By: Anna Sophia VollmerhausenEmbed from Getty Images
The current social movement du jour is manspreading — when a man sits with his legs spread apart on public transit. By doing so, he often takes up more than one seat.
Manspreading has received considerable attention on social media, with both Twitter and Tumblr being used to post pictures of those engaging in the act.
The popularity of the issue has also resulted in various transit organizations launching campaigns centered around manspreading.
In December 2014, New York’s Metropolitan Transport Authority rolled out a campaign featuring the slogan, “Dude…Stop the Spread, Please,” in an effort to address the issue.
Around the same time, there was also growing support in Toronto from those who felt the city should have a similar campaign targeting manspreaders.
In response to that, a petition sponsored by the Canadian Association for Equality was created, which called manspreading a “sexist term.”
The petition claimed “men opening their legs is something we have to do due to our biology,” adding that “it’s physically painful for men to close their legs.”

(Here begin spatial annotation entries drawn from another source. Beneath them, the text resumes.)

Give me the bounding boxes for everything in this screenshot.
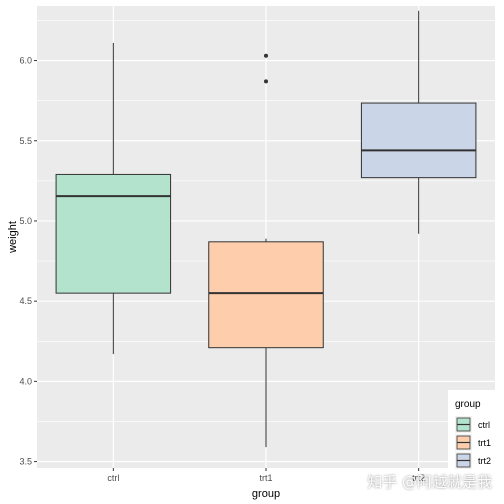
x-axis-title: group	[252, 488, 280, 500]
legend-title: group	[455, 399, 481, 410]
y-tick-label: 4.5	[19, 296, 32, 306]
box-body	[208, 241, 324, 349]
y-tick-label: 6.0	[19, 56, 32, 66]
box-trt2	[360, 10, 477, 234]
y-tick-label: 5.5	[19, 136, 32, 146]
legend-label: trt1	[478, 438, 491, 448]
legend-items: ctrl trt1 trt2	[455, 416, 491, 469]
box-trt1	[208, 53, 324, 448]
legend-label: ctrl	[478, 420, 490, 430]
y-tick-label: 5.0	[19, 216, 32, 226]
boxes	[55, 10, 477, 448]
box-ctrl	[55, 42, 172, 355]
outlier-point	[264, 79, 268, 84]
box-body	[360, 102, 477, 179]
watermark-text: 知乎 @阿越就是我	[367, 473, 492, 491]
y-tick-label: 4.0	[19, 376, 32, 386]
x-tick-label: ctrl	[107, 473, 119, 483]
legend-label: trt2	[478, 456, 491, 466]
y-axis-title: weight	[7, 221, 19, 254]
x-tick-label: trt1	[259, 473, 272, 483]
y-axis-ticks: 3.5 4.0 4.5 5.0 5.5 6.0	[19, 56, 37, 467]
x-tick-label: trt2	[412, 473, 425, 483]
outlier-point	[264, 53, 268, 58]
legend: group ctrl trt1 trt2	[448, 390, 500, 470]
box-body	[55, 173, 172, 294]
y-tick-label: 3.5	[19, 457, 32, 467]
x-axis-ticks: ctrl trt1 trt2	[107, 468, 425, 483]
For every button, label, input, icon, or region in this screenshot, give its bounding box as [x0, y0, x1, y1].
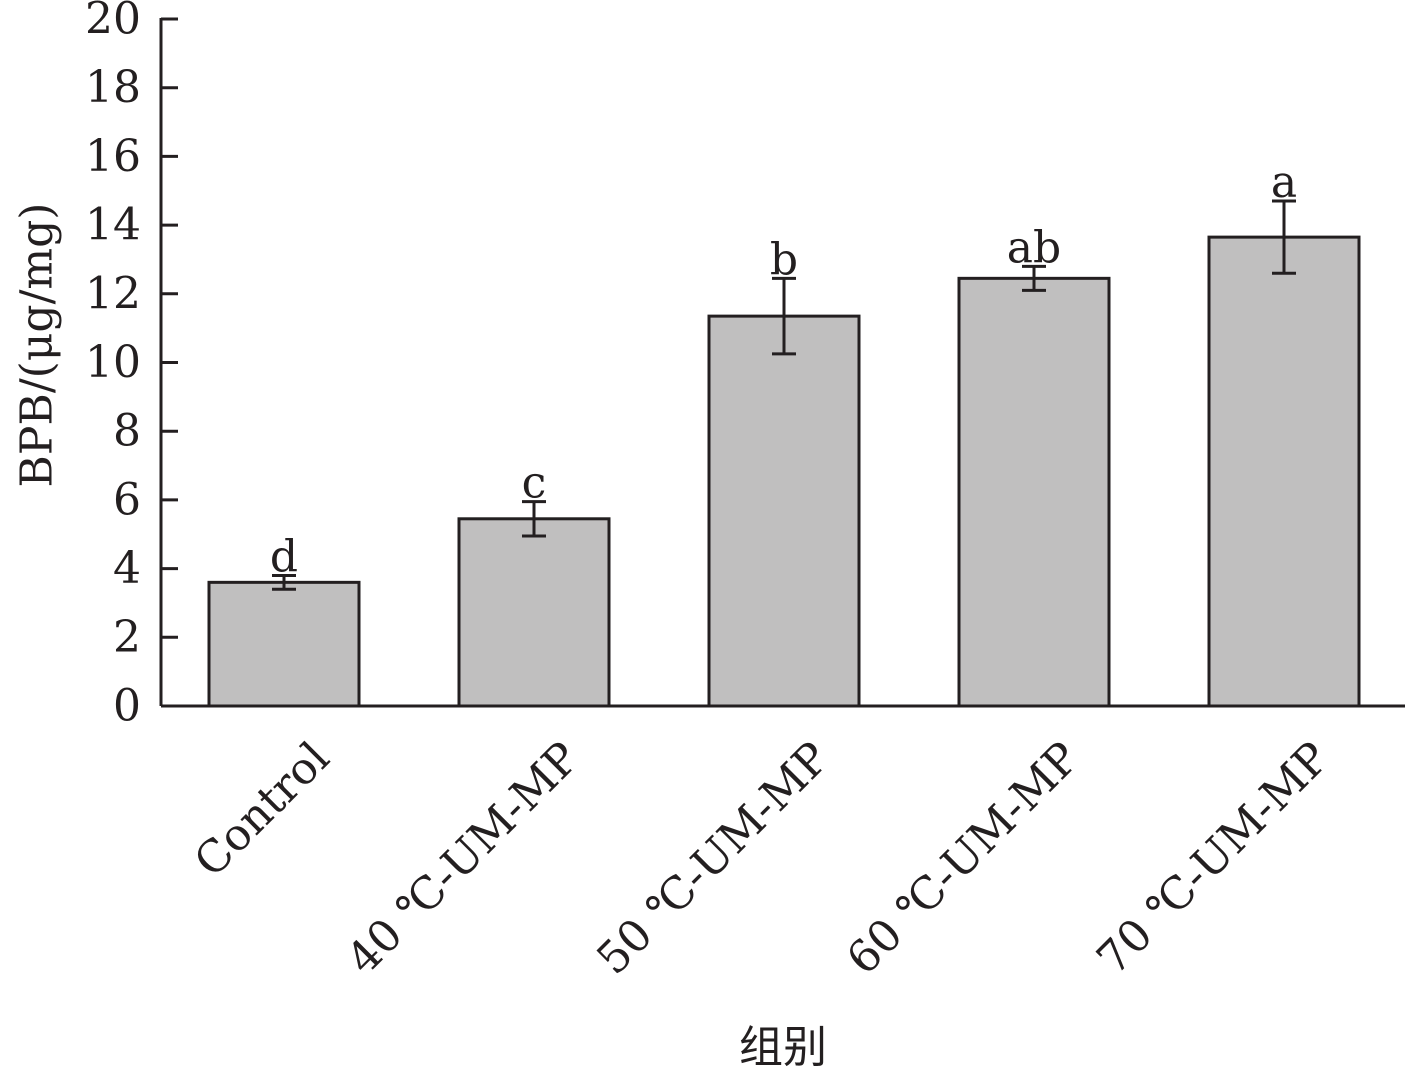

The petition also went on to ask the question if “we can’t force woman to stop breast feeding on buses or trains and we can’t force men or women to stop bringing strollers on, why should we force men to close their legs?”
The answer to that question is simple: because only one of those things is actually rude and inconveniences your fellow passengers (and it isn’t women breastfeeding in public).
As a university student who regularly uses public transit, I can attest to the fact that, more often than not, men do seem to sit with their legs further apart than women.
It’s not uncommon to see a guy slouched down with his legs spread wide open, while a girl is perched on the seat next to him, trying to avoid taking up too much space.
That’s not to say that all men engage in manspreading, or even that they are the only ones guilty of this.
However, men need to stop viewing manspreading as something that they are entitled to do. Just because I can use an empty seat to hold my bag, doesn’t mean that I’m entitled to do so.
The same goes for taking up as much space as you can on the bus with your widespread legs.
While it’s true that people should be able to sit however they want on public transit, it does not mean that you have the right to deliberately occupy the largest possible amount of space.
At its heart, manspreading is an issue of common courtesy — something that is often lacking on public transit.